Well, that sums up just how unbelievably good as a squad we've been.
Right, let's get back on it starting with the trip to Preston, finish the job and start preparing for a right good crack at the PL.
Top man Tim
So much has changed in football in recent years - and no area has the transformation been greater than in the sports science part of the game.
I grew up with the "magic sponge" and the "run it off son, you'll be ok" mentality.
Now every aspect of players' health and fitness is forensically examined and treated.
For 20 years from the early 1980s, Tim Sheppard was Norwich City's physio.
Every player I've spoken to who was at the club under Tim heaps praise on the way he looked after them and was a pioneer in the treatment room.

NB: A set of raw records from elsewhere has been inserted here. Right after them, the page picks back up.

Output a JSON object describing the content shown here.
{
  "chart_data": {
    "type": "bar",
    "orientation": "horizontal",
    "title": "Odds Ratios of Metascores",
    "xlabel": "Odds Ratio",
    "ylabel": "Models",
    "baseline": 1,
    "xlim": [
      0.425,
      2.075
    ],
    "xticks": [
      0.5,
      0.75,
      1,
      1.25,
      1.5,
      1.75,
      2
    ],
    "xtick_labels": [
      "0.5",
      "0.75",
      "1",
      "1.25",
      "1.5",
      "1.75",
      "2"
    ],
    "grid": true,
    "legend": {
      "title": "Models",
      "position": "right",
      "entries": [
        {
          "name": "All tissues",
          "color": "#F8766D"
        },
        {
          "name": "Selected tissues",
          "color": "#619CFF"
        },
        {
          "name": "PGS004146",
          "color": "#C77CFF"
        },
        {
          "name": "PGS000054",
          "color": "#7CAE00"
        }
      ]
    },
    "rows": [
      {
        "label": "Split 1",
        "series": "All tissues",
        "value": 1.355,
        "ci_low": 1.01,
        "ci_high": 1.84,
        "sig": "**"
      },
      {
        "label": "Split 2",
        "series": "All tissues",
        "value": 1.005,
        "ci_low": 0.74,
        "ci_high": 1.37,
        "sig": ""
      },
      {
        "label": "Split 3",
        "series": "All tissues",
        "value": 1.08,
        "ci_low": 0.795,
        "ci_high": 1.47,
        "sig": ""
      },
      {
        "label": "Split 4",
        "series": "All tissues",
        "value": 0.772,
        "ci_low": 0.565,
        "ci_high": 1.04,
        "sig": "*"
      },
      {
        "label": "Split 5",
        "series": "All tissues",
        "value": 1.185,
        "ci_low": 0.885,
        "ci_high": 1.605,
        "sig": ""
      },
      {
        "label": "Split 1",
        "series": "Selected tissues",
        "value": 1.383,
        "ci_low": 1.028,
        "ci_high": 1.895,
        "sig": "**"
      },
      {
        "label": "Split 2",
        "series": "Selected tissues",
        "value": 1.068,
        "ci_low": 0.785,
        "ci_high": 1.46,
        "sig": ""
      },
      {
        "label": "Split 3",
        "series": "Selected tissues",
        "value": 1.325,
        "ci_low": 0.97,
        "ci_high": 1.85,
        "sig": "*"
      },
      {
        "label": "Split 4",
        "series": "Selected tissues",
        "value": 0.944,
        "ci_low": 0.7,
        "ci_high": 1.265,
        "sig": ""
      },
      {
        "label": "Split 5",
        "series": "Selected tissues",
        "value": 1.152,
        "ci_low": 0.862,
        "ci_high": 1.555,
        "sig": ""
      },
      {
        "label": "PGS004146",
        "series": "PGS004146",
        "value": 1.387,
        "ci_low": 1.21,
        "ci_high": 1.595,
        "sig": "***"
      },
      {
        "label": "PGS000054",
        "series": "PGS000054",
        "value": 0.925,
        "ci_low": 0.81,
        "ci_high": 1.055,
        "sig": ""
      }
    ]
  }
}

This week Tim has retired after a total of 40 years in the profession.
My colleague Dave Hannant wrote a terrific piece about Tim's career with lots of great stories and pictures and if you've not see it yet, I'd thoroughly recommend it (read it here).
I've got to know Tim well through our mutual love of cricket and I look forward to a game or two for his Sheppard's Flock team later this summer.
(And looking at Tim, there's no way in the world he's 70!)
Project to be proud of
So much has been said recently about how well Norwich City is run and all the great work going on off the pitch as well as on it.
I'm really proud of the club's ethos and the way it supports the local community.
A shining example of this can be seen with the Nest project, which has been developed by the Community Sports Foundation.
Millions of pounds has been invested in the complex on the old Anglian Windows site to create facilities which will benefit thousands of people of all ages for years to come.
The CSF deserves amazing credit for the vision, commitment and tireless work to make this happen.
And the football club has given it tremendous support which is so crucial.
The tired old (and totally inaccurate) claims about Norwich not being ambitious are already coming out as the club prepares for a return to the top flight.
For me, the Nest is exactly evidence of sustainable ambition and "giving it go" rather than looking to a wealthy owner who chucks tens of millions of pounds at players in the hope they'll keep a club up.